Lightly sleeping. Hears baby crying. Rolls over and looks at clock.
“Oh my gosh, 5:30 in the morning? I’m so tired. How many times did I get up with <insert babies name>? I need coffee. Oh please God, did I buy creamer at the store this week? I need to remember to add sponges to the list.”
Stumbles out of bed and hits toe on the foot-board and whispers something that sounds like a swear word, but because the toddler always seems to be in earshot it is a new, creative version.
“That darn foot-board. I wonder if it’s time to get a new mattress. Has it been 8 years already? It feels like we just bought it.”
Pees – the only time that day that it will happen ALONE. Washes hands.
“I think I saw an email from Bath and Body Works that hand soaps are on sale. I should pick some up.”
Grabs a bathrobe.
“Lord, this smells sour. Did I forget to put this in the dryer again? I swear, am I the ONLY one who does the laundry in this house?”
Walks in son’s room and picks him up, feeling a huge swell of love. SIGHS, happily, breathing him in. Baby pukes all over sour bathrobe.
“Crap! Oh, well, it needed to be washed anyway. I hope he’s okay. He didn’t really want to nurse last night. Oh my gosh, he’s a little warm. I need to call the doctor as soon as they open. And I might need to call in to work and let them know I will be a little late. Wait, I can’t call my boss at 5:34 in the morning. No, she’s a mom, she’s up. I’ll text her. No, I can’t text. I’m sure it was just a little too much milk. I wonder if I ate something bad. I need coffee.”
Cleans up baby, changes him and puts him in fresh clothes, does not shed robe, but trots him and the dogs downstairs to make coffee. Lets dogs outside and they bark obnoxiously.
“I hate our dogs! They are constantly barking! Why can’t they just shut up? I wonder if our neighbors hate us. We are the crazy people with the three dogs who can’t control them. I need to schedule their vet visit. I’m sure they are coming up on their flea medicine refill. Oh no, FLEAS! We cannot have fleas again! The last time Bailey had them all over her, it was awful.”
Looks for favorite coffee mug, remembers it is in the dishwasher, which she needs to empty.
“I hope I remembered coffee creamer, I can’t drink coffee anymore without it.”

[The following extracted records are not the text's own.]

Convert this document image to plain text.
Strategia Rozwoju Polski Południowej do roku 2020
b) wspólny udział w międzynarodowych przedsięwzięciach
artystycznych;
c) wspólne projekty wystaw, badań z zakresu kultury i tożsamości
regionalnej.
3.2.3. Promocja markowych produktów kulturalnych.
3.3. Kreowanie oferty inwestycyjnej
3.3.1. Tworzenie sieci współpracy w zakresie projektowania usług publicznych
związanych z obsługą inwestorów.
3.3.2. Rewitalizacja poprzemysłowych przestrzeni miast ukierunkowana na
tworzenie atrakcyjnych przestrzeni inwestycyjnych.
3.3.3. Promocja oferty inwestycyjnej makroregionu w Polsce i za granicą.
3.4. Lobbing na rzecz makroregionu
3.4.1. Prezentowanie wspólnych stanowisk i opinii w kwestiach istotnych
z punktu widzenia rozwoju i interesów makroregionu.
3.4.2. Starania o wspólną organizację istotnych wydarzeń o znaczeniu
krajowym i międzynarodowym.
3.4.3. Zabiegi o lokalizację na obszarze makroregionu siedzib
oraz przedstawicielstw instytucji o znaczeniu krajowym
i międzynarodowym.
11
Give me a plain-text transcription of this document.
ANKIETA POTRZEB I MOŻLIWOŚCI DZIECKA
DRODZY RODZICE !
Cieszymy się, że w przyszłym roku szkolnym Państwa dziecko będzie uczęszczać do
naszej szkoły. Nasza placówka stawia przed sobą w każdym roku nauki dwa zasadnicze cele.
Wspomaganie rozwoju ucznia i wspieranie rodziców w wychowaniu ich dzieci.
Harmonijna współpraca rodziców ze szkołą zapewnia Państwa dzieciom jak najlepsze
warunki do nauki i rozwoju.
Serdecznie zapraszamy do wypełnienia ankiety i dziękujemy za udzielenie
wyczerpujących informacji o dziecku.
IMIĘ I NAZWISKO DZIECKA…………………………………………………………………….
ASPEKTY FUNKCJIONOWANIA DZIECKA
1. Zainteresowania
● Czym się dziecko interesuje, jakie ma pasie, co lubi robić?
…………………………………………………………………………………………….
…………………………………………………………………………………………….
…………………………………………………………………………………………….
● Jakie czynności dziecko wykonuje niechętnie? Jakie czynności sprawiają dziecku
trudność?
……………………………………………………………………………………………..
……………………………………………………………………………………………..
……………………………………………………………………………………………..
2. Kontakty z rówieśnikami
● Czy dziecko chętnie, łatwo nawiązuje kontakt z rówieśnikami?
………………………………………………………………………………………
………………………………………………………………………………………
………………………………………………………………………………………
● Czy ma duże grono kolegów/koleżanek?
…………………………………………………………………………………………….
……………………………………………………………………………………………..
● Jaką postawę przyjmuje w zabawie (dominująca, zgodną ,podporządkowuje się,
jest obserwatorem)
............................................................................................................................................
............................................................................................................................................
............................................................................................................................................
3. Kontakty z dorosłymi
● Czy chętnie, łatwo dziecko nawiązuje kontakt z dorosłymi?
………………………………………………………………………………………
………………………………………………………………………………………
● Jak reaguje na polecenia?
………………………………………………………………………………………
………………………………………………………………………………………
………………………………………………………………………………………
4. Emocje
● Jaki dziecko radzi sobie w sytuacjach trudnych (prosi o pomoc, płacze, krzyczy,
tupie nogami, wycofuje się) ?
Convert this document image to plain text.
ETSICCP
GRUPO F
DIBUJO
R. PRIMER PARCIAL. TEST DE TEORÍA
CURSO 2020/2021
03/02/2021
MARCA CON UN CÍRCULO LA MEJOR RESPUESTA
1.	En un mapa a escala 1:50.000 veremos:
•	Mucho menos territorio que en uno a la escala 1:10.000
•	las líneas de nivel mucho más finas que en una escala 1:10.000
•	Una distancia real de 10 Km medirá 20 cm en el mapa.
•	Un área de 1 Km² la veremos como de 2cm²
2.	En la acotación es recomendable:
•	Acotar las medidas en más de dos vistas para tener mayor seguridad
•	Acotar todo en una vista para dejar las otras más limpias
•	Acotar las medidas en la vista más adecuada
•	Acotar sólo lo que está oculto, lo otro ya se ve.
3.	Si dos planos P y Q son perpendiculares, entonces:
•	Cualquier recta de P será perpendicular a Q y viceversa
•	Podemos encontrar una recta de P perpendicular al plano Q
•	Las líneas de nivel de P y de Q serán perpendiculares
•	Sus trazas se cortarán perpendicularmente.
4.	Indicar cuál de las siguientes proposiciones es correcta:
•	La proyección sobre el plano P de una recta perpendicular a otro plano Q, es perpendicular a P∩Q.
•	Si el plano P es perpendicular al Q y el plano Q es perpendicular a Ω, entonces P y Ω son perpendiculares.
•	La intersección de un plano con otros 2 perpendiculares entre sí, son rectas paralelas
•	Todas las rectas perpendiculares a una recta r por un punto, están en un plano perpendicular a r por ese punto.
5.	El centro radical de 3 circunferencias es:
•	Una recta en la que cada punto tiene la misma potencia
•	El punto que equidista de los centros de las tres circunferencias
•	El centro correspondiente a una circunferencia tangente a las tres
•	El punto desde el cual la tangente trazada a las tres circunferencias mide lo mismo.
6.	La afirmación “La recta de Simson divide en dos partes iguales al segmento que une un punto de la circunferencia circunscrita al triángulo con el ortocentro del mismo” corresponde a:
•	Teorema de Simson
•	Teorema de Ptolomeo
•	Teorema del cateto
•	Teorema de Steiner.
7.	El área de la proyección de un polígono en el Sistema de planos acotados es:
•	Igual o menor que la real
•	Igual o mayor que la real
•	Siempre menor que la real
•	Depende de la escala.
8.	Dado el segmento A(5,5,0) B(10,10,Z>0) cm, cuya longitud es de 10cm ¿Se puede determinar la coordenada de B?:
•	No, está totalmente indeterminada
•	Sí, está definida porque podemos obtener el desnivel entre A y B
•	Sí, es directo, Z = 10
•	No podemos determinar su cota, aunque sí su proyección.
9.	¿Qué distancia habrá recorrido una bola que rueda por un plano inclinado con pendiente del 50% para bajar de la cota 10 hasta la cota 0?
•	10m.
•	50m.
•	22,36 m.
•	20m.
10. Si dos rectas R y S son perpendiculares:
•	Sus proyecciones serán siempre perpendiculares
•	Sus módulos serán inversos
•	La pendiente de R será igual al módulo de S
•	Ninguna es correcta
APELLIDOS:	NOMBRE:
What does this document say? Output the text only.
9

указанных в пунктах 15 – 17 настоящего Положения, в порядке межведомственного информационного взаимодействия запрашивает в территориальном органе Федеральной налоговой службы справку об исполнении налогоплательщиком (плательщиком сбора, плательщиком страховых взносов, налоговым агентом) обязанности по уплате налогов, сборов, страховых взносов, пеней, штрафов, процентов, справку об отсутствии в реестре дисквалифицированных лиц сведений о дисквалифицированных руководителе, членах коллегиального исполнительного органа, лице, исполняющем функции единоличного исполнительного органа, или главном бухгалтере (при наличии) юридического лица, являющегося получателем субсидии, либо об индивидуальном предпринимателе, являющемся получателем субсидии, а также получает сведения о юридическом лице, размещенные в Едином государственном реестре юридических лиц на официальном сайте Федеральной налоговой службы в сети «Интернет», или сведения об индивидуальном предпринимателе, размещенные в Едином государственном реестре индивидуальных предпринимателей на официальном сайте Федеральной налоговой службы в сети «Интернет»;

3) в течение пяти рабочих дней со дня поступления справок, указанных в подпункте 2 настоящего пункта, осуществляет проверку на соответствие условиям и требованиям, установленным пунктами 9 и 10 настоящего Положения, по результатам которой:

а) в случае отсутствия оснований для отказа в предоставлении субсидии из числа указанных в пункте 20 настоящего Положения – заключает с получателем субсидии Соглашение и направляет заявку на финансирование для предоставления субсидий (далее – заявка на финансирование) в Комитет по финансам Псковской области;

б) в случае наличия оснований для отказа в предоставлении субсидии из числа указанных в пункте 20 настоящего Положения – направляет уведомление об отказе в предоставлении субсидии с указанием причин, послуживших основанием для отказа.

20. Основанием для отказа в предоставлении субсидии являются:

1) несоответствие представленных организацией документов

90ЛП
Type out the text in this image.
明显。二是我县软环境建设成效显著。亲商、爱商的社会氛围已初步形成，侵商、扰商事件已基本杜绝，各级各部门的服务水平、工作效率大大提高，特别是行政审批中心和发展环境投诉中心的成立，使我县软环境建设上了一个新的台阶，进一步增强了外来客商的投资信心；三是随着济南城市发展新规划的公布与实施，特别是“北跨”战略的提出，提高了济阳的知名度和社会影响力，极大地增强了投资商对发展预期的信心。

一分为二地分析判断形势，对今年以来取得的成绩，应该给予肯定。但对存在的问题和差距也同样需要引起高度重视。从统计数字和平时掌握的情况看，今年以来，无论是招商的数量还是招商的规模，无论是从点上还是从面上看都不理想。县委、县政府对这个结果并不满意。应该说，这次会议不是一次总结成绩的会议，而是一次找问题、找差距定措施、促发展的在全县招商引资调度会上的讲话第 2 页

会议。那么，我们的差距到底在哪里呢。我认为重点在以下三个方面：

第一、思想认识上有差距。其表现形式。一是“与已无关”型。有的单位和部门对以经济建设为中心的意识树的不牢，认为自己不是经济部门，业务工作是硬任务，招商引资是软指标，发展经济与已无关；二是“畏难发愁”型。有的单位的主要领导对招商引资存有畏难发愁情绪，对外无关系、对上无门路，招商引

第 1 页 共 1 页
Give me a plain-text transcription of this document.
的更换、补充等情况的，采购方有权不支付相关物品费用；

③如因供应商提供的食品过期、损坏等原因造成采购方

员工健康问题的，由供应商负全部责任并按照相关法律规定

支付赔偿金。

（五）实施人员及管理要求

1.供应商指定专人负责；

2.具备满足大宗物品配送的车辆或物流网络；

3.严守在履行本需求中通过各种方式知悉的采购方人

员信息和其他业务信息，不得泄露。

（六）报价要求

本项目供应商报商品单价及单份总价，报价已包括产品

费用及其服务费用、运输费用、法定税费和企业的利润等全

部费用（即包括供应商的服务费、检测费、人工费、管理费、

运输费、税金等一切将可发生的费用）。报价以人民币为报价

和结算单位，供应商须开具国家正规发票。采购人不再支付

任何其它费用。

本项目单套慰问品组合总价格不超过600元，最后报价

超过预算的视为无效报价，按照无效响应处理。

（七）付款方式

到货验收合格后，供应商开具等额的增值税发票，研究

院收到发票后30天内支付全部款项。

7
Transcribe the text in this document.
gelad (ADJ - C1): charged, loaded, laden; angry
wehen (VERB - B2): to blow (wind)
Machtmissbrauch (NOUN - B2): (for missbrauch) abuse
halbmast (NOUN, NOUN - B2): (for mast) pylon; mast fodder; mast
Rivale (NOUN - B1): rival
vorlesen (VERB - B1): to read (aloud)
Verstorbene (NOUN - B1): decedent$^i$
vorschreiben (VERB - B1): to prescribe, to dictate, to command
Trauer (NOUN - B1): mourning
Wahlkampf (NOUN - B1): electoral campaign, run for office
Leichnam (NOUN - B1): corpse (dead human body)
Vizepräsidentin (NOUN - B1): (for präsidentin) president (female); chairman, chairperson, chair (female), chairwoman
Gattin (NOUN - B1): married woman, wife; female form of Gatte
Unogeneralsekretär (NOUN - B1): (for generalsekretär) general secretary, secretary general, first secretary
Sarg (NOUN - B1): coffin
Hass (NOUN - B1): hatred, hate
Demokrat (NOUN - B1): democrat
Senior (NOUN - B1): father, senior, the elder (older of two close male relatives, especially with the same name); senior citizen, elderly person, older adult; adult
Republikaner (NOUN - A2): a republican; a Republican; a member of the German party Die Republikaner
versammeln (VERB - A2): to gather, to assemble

Opens fridge with baby on her hip, relieved to see the creamer. He lunges for the mustard.
“Go ahead baby boy, have at it.”
Baby gnaws on mustard lid while coffee brews. Makes coffee one-handed. Places baby down on the living room rug with a few toys while she sips her hot coffee. Sighs, happily. Toddler awakens.
“Mommmmyyyyy, I wake up,” whines a little voice.
Shower upstairs goes on. Husband is awake and getting in the shower.
“Well, that was a good sip of coffee. I can’t wait to taste it again in half an hour. I love iced coffee. Starbucks was supposed to send me a free rewards coffee for my birthday and never did. I should tweet them. Oh my gosh, I was supposed to get the little girl at daycare a gift for her birthday this week! I might have an extra Starbucks’ gift card laying around. Kids like frapps, right? Mine do.”
Embraces toddler and squeezes her tight, enjoying how she still fits in her arms.
“Mommy, I want TV and fruit loops and milk,” says the toddler.
“When did my three year old turn into the next dictator? Lord knows, that child is demanding! And if Bryan says ‘she’s all yours’ again, I might murder him. Is this how my mom felt? I haven’t talked to my dad in forever. Wasn’t he supposed to have surgery in a couple weeks? I hope he’s ok.”
Tends to the kids and breakfast, absent-mindedly wiping down the counters and picking up last nights’ spills.
“Mommy! Mommy! Marshall took my fruit loops!” screams the toddler.
“Oh no, they are already fighting? Why? It’s not even 6:00! If this keeps up, my hair is gonna fall out. I really need to text Brad and make a hair appointment. When was the last time I had my hair colored? I saw Amber on Instagram the other day and she looked so good. My hair needs to be freshened up.”
Sips coffee that has gone lukewarm already. Places in microwave for the first warm-up of the morning. Tells the kids she is going to be right back and goes upstairs to spray some dry shampoo in her hair, tosses the sour robe in the laundry room, and collects her make-up bag and clothes to finish the process of getting ready downstairs so she can be in the line of sight of the children. Husband is getting out of the shower, leisurely drying off. Eyes him wearily.
“I wonder if in the next life I could come back as a man. I want to be a man. God, I would like to put my request in now. I miss long, hot showers when my hair actually got washed.”
Walks downstairs and yells at dog that is trying to lick the baby’s face. Retrieves cup from microwave and sips it. Mutters her made up curse word under her breath. At least she likes iced coffee.